Publié le Mercredi 28 mars 2012 à 08h30.

Maroc, nouveau tournant répressif

Apparemment, le climat de « tolérance » envers les protestations populaires imposé par la tempête révolutionnaire venue d’Orient et le désarroi du régime s’est transformé en climat de répression. Cette « exception marocaine » tant prônée par les « amis » du Roi, signifiait en fait que les revendications et les luttes étaient encore à un stade primaire, et ne constituaient pas une menace directe pourla monarchie qui tentait une répression sélective pour ne pas accélérer la radicalisation et l’explosion sociale. Ce qui lui a permis de conduire aisément son chantier de pseudo-réformes en octroyant une Constitution de sa majesté, en renouvelant le Parlement des dignitaires par des élections biaisées, et en instituant un gouvernement des « barbus » dociles. La combativité du Mouvement du 20 Février, sa continuité de plus d’une année et les protestations populaires larges qu’il a stimulées, n’ont pas forcé le pouvoir à donner de concessions substantielles. Le rapport de forces global reste en faveur du pouvoir qui a ordonné à son gouvernement de « restaurer le prestige de l’État » et « libérer » les places publiques et les rues des sit-in et des marches.

Commence alors une campagne de démolition systématique des constructions pauvres considérées comme « anarchiques » dans les quartiers marginalisés à travers tout le Maroc, avec des interventions barbares, des arrestations et des condamnations. Les diplômés chômeurs sont violemment pourchassés presque quotidiennement dans les rues de toutes les villes. Un état de siège est imposé aux régions comme Taza et Le Rif qui ont connu des révoltes populaires contre l’arbitraire. Les activistes du Mouvement de 20 Février subissent aussi des harcèlements systématiques et une marche syndicale est brutalement dispersée à Rabat. Les prisonniers politiques ont entamé des grèves de la faim dans différentes prisons du pays. Le tournant répressif s’est manifesté également par un retour du délit d’atteinte à la sacralité du roi et la restriction de la liberté de la presse.

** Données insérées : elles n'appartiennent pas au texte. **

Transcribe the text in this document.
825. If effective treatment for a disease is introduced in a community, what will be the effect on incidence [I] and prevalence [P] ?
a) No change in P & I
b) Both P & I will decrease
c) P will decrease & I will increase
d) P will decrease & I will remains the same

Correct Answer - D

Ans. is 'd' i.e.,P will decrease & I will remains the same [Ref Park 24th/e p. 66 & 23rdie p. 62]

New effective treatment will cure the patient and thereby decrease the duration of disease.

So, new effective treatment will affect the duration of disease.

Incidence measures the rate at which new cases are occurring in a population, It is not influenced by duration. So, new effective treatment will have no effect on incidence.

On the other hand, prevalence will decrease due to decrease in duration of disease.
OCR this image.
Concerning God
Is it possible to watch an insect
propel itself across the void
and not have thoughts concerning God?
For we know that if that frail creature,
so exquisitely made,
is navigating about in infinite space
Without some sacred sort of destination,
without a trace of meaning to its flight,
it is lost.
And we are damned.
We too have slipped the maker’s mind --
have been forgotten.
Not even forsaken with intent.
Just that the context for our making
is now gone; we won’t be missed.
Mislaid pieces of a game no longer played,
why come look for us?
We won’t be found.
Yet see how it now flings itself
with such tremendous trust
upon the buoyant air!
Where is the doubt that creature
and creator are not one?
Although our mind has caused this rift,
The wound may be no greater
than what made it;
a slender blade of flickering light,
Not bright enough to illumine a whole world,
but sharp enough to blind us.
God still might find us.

Cette nouvelle vague de répression témoigne de l’incapacité du régime à satisfaire les revendications sociales et démocratiques du peuple marocain. La marge de l’État se trouve réduite avec le suivi des politiques économiques et sociales néolibérales dictées par les IFI (institutions financières internationales) dans un contexte de crise généralisée du capitalisme.

Le palais est au cœur de l’économie marocaine avec son holding tentaculaire ONA, et les politiques de l’État sont souvent modelées pour favoriser l’épanouissement de ses affaires. Le despotisme a des racines matérielles profondes. Il tire aussi sa légitimité relative d’un système de clientélisme puissant et bénéficie d’un consensus de la part des partis d’opposition libérale institutionnelle, des islamistes modérés et de la bureaucratie syndicale qui entame actuellement une offensive surtout au sein de l’UMT pour chasser les militants de gauche du syndicat. C’est un feu vert au régime pour poursuivre le démantèlement des acquis et mettre les luttes ouvrières à la défensive.

Et justement, c’est dans l’éparpillement des fronts de protestations et l’absence de leur coordination que réside le point faible des mobilisations en cours. Face à un pouvoir central et armé, les luttes n’aboutiront pas sans une accumulation continue d’expériences et la création des ponts solides entre elles. C’est un défi pour la gauche radicale de jouer ce rôle de centralisation et de coordination des différents combats dans une guerre de classe pour conquérir la démocratie et la justice sociale.